The Orionid meteor shower will peak on October 21 and 22 and this year is expected to produce between 15 and 20 meteors per hour.

This year’s shower is a little on the slow side—on good years it can produce up to 80 meteors per hour. Another obstacle is the moon. This year the Orionids comes shortly before a full moon, on October 24, meaning the light from it will make spotting any shooting stars more difficult.

But all is not entirely lost. The annual shower has been visible in the night sky since October 2 and will last until November 7.

The meteor shower peaks on the morning of October 21, just before dawn. However, if you go out in the early hours in the days before the peak, you will avoid as much of the glare from the moon as possible—potentially making meteor spotting a little more successful.

Meteor showers take place when the debris from passing comets hit Earth’s atmosphere at extremely high speeds. These tiny space rocks vaporize, producing a bright flash that travels across the sky.

Orion The meteor shower appears to come from the direction of the constellation Orion. iStock

The Orionids comes from comet 1P/Halley—more famously known as Halley’s Comet. This is a periodic comet that comes into the vicinity of Earth about once every 76 years. It was famously recorded passing Earth in 1066. Observers in England thought this was a bad omen—and later that year King Harold II was killed at the Battle of Hastings, making way for William the Conqueror.

The last time it was visible to Earth observers was 1986 and the next time it will enter the inner solar system is 2061.

The radiant (the point in the sky the meteors appear to come from) is the constellation Orion. NASA notes you should not look to the constellation to see the meteor shower.

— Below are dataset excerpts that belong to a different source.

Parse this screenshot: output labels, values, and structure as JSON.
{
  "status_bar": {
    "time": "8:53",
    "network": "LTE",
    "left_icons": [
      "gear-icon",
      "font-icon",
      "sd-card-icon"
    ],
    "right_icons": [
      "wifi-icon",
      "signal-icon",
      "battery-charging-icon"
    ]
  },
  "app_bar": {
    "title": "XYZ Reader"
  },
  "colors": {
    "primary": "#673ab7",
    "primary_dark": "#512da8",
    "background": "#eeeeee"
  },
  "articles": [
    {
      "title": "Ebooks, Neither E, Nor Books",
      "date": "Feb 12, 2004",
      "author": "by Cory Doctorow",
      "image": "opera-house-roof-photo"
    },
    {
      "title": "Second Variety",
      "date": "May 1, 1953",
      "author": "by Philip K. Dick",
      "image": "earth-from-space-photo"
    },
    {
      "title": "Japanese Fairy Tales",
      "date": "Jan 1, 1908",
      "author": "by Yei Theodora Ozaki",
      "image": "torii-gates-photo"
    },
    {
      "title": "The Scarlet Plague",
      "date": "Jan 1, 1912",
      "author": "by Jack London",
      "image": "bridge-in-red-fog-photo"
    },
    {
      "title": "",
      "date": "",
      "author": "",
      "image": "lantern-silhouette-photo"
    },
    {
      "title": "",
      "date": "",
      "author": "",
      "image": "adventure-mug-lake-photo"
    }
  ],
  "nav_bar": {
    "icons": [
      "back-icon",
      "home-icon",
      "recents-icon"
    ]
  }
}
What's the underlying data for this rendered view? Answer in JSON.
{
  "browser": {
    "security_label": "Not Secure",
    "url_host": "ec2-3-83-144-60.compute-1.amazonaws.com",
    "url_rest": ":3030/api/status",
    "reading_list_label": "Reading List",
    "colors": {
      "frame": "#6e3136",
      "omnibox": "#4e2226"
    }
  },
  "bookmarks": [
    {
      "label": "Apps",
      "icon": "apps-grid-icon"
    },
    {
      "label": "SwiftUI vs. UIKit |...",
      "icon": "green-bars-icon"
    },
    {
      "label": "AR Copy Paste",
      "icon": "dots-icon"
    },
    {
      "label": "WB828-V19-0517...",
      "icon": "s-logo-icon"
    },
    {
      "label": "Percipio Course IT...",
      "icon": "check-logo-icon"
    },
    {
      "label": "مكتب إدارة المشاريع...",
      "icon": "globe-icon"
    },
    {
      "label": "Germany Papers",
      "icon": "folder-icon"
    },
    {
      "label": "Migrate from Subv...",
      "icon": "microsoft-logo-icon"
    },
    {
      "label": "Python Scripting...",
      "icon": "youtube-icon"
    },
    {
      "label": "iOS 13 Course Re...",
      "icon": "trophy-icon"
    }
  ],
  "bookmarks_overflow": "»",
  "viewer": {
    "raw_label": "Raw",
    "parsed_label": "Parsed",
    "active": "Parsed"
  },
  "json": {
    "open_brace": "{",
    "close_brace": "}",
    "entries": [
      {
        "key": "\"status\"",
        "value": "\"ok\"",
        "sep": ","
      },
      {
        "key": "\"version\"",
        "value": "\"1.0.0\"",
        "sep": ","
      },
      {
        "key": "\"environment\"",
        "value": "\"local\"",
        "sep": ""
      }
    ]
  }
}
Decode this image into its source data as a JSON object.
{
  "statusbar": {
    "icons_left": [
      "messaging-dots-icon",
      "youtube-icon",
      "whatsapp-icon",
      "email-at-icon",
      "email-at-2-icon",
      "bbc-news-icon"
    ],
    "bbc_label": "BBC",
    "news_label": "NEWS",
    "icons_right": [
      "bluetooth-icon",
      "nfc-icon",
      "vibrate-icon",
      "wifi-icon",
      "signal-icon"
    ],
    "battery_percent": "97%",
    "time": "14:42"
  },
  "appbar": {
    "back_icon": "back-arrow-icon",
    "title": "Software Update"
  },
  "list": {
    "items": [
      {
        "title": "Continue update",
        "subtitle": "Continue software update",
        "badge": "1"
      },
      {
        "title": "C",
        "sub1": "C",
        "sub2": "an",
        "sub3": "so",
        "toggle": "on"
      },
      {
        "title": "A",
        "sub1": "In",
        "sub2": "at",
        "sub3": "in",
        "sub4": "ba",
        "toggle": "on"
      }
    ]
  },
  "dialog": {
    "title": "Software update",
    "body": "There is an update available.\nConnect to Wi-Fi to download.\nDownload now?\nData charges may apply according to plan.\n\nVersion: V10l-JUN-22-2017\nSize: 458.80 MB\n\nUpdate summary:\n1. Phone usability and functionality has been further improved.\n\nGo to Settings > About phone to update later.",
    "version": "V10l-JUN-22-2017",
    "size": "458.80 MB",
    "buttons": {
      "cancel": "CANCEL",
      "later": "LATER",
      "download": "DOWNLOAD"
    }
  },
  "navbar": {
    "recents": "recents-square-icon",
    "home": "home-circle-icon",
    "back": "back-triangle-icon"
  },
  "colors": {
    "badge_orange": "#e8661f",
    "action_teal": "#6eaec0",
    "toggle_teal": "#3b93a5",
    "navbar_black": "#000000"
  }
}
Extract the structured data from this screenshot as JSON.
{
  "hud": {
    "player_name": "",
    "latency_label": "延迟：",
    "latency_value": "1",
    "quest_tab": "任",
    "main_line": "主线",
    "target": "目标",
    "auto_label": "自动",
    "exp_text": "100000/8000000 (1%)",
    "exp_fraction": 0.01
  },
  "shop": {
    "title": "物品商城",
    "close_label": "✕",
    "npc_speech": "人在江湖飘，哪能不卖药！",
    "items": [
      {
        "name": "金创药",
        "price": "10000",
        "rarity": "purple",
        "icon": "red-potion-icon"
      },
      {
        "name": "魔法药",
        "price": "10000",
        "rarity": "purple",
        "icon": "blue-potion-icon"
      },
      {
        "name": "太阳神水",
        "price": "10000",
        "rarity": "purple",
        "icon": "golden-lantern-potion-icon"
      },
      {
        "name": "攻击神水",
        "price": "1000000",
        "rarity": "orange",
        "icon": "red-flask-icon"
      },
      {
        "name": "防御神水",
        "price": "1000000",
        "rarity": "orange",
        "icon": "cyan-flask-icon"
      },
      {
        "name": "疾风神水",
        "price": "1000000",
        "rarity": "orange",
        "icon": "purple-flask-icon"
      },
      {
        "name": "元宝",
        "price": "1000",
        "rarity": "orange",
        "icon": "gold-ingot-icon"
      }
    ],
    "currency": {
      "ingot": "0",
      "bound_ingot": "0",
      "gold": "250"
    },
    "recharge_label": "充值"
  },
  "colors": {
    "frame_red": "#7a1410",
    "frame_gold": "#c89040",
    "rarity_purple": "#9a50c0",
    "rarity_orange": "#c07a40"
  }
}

Providing some extra viewing tips, the space agency said: “The Orionids are viewable in both the Northern and Southern hemispheres during the hours after midnight. Find an area well away from city or street lights. Come prepared with a sleeping bag, blanket or lawn chair. Lie flat on your back with your feet facing southeast if you are in the Northern Hemisphere or northeast if you are in the Southern Hemisphere, and look up, taking in as much of the sky as possible.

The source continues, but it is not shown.